Background: The purpose of this study was to examine the efficacy and acceptability of an open-label conditioned placebo dose reduction (CPDR) treatment in 70 children with attention deficit hyperactivity disorder (ADHD). This paper focuses on the qualitative data from the study.
Methods: Following a double-blind, crossover dose finding procedure to determine each subject's optimal dose of stimulant medication, subjects were randomized to the CPDR treatment or one of two control groups. Outcome measures included parent and teacher ratings of ADHD behaviours and stimulant side effects. Qualitative assessments were based on open-ended interviews of children and parents. Positive responders to CPDR and controls were followed for 3 months to assess persistence of treatment benefits.

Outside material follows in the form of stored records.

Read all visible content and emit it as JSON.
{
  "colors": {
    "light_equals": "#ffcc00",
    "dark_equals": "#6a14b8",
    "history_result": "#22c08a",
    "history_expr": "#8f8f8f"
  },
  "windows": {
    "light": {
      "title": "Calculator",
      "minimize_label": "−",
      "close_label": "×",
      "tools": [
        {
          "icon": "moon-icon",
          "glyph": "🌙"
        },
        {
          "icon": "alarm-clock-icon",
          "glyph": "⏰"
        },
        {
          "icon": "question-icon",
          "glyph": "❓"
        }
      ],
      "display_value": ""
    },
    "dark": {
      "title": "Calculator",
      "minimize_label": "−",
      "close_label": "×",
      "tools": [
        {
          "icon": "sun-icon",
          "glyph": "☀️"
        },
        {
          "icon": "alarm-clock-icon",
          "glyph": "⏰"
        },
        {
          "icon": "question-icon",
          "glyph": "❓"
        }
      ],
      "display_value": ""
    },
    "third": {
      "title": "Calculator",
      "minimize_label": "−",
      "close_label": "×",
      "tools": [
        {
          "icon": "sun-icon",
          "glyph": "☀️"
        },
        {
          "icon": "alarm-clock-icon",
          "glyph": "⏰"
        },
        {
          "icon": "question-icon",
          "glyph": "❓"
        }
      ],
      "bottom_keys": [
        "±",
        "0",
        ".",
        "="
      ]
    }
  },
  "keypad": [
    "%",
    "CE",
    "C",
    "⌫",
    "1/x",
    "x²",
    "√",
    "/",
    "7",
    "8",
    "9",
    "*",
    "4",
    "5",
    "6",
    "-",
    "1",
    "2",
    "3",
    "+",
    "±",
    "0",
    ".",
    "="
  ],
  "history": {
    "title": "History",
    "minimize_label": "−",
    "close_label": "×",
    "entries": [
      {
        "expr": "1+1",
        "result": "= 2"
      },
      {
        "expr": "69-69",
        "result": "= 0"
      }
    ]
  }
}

Results: Children randomized to CPDR showed an excellent treatment response, well maintained over time. Parents and children were generally accepting of the treatment. Most parents reported treatment benefits and 80% of the children found the placebo to be useful. Full disclosure of the placebo to parents and children did not appear to negate the placebo's effectiveness. Participation effects and changes in caregiver behaviour may have contributed to positive treatment outcomes.
Conclusions: Open-label use of placebos as part of CPDR treatment may represent an innovative, ethical way of harnessing the power of placebos in clinical therapeutics.